Viele indische Kämpfer unternahmen Versuche, soziale Gleichheit herzustellen Bürgerrechte, darunter Mahatma Gandhi. Sie konnten sicherstellen, dass die indische Verfassung die Gleichstellung von Unberührbaren mit Vertretern anderer Kasten anerkennt. Tatsächlich bleibt die Haltung gegenüber Dalits im modernen Indien jedoch dieselbe wie vor viertausend Jahren. Die Gerichte sind gegenüber Kriminellen, die rechtswidrige Handlungen gegen Unberührbare begehen, nachsichtig, Dalits erhalten im Vergleich zu Angehörigen anderer Kasten niedrigere Gehälter.

Obwohl Indien heute westlichen liberalen Ideen gegenüber aufgeschlossen ist, haben die Unberührbaren es nie gewagt, zu rebellieren. Die jahrhundertealte Angewohnheit der Unterwürfigkeit und die Angst vor karmischer Ansteckung hindern diese Menschen daran, den Kampf für Freiheit und Gleichheit zu beginnen.

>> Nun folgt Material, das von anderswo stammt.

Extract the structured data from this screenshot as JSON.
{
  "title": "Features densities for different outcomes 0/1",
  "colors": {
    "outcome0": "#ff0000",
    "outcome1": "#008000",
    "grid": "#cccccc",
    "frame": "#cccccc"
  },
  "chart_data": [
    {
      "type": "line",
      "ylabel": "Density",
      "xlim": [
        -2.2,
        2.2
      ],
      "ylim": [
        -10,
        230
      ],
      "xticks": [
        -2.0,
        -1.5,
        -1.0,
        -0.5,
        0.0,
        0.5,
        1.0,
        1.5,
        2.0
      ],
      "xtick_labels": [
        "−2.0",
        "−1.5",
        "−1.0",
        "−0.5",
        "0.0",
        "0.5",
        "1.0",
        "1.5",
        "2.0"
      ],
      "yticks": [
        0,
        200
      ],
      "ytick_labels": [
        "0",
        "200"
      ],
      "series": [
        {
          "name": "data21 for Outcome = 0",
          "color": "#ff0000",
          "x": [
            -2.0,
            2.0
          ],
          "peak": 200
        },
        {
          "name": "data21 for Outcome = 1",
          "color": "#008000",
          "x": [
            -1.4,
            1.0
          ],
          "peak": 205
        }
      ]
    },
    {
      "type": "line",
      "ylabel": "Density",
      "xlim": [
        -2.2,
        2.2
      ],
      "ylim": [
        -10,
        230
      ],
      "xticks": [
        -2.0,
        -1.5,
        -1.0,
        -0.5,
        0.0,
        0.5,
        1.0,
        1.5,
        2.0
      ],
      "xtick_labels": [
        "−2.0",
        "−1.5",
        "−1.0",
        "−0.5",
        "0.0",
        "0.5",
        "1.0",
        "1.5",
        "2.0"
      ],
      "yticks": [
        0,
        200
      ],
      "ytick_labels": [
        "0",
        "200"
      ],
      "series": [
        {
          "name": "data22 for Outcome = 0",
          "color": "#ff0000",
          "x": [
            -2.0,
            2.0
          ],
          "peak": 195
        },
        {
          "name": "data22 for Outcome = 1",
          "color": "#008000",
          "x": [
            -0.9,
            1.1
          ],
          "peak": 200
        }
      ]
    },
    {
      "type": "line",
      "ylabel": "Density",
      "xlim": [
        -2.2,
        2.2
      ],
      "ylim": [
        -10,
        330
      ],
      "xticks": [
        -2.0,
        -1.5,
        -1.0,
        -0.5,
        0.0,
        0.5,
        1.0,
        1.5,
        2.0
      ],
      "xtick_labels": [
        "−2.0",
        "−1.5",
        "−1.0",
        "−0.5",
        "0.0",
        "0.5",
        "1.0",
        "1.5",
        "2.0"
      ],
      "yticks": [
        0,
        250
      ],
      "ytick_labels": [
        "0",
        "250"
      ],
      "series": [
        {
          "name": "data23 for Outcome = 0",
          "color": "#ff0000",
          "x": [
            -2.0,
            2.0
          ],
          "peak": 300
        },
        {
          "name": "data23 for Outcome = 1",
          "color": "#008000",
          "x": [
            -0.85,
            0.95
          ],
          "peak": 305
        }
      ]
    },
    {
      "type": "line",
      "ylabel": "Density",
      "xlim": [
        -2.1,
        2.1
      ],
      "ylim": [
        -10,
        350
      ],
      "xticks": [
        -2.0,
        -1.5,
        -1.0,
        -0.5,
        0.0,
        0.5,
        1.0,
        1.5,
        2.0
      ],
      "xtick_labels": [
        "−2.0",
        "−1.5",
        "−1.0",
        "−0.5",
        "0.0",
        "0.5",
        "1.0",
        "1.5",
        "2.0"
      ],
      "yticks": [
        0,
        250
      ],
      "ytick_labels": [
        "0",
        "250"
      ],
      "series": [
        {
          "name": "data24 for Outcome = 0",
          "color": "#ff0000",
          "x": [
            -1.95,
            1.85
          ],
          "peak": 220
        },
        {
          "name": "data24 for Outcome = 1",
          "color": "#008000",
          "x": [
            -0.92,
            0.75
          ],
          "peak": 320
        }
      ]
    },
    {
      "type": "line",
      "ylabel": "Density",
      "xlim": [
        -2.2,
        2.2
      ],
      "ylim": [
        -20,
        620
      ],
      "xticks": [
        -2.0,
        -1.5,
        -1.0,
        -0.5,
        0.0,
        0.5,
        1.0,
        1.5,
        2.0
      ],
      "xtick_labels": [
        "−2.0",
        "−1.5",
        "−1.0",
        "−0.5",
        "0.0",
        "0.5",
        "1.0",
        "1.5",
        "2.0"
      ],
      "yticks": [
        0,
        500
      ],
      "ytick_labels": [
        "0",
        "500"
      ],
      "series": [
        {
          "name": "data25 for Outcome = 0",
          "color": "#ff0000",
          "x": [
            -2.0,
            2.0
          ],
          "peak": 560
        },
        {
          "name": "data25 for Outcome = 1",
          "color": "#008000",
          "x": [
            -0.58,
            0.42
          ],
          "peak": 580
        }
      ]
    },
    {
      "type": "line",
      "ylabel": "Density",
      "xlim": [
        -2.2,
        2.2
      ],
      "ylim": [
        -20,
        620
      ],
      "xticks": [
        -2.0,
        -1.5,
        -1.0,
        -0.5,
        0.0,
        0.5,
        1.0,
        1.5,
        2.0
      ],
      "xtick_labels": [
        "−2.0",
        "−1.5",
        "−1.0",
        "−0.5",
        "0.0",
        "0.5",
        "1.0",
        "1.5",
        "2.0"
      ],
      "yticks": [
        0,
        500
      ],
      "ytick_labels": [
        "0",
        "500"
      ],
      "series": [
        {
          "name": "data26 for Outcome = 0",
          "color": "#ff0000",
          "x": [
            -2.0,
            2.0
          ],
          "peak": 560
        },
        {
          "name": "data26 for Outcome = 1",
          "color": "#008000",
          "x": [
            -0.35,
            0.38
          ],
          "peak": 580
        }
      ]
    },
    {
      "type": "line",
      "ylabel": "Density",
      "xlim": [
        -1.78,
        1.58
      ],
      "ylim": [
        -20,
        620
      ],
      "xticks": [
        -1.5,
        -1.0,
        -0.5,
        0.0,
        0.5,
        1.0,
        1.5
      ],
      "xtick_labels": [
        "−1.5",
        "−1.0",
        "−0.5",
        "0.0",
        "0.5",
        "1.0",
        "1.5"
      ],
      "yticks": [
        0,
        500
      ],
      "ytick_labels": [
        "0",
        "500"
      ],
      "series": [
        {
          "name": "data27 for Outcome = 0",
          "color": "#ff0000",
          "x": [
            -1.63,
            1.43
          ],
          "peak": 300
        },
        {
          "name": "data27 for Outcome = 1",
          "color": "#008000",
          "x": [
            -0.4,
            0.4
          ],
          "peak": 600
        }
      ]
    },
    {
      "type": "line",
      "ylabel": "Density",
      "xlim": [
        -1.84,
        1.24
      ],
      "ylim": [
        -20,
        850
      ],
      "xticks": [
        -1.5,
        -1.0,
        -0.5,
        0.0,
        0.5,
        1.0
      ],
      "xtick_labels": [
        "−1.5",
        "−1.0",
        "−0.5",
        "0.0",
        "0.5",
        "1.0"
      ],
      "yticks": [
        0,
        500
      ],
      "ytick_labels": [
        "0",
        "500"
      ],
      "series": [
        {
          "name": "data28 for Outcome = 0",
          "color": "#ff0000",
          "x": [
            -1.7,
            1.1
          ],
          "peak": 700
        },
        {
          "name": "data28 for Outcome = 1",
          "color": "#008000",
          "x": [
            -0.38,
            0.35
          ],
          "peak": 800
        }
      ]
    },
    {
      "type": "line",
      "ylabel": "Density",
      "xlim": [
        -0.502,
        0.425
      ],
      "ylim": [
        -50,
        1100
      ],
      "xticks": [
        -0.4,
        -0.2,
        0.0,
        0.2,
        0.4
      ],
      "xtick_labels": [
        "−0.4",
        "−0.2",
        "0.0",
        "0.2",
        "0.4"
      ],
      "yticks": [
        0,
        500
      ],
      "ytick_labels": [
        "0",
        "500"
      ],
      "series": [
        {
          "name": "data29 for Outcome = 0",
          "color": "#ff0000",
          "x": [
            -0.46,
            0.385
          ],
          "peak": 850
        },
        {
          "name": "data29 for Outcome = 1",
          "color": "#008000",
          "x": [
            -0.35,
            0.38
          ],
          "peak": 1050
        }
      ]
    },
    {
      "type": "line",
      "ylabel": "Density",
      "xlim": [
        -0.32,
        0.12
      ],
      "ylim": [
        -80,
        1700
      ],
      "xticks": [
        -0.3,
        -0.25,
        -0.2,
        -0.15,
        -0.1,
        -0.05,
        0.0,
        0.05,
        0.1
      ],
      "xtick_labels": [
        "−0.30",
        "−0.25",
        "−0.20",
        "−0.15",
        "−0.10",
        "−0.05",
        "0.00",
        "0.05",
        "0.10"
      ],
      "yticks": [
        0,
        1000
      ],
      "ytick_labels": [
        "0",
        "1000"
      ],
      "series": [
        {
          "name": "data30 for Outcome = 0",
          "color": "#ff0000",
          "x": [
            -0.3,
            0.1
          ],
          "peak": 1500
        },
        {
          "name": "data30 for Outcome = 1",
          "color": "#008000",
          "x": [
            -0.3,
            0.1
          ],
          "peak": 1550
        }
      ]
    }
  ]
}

Gemäß der Verfassung von 1950 hat jeder Bürger der Indischen Republik gleiche Rechte, unabhängig von Kaste, Rasse oder Religion. Erkundigen Sie sich nach der Kaste einer Person, die ein College antritt oder Öffentlicher Dienst Sich zur Wahl zu stellen ist ein Verbrechen. In Volkszählungen gibt es keine Spalte zur Kaste. Die Abschaffung der Diskriminierung aufgrund der Kaste ist eine der größten sozialen Errungenschaften des unabhängigen Indiens.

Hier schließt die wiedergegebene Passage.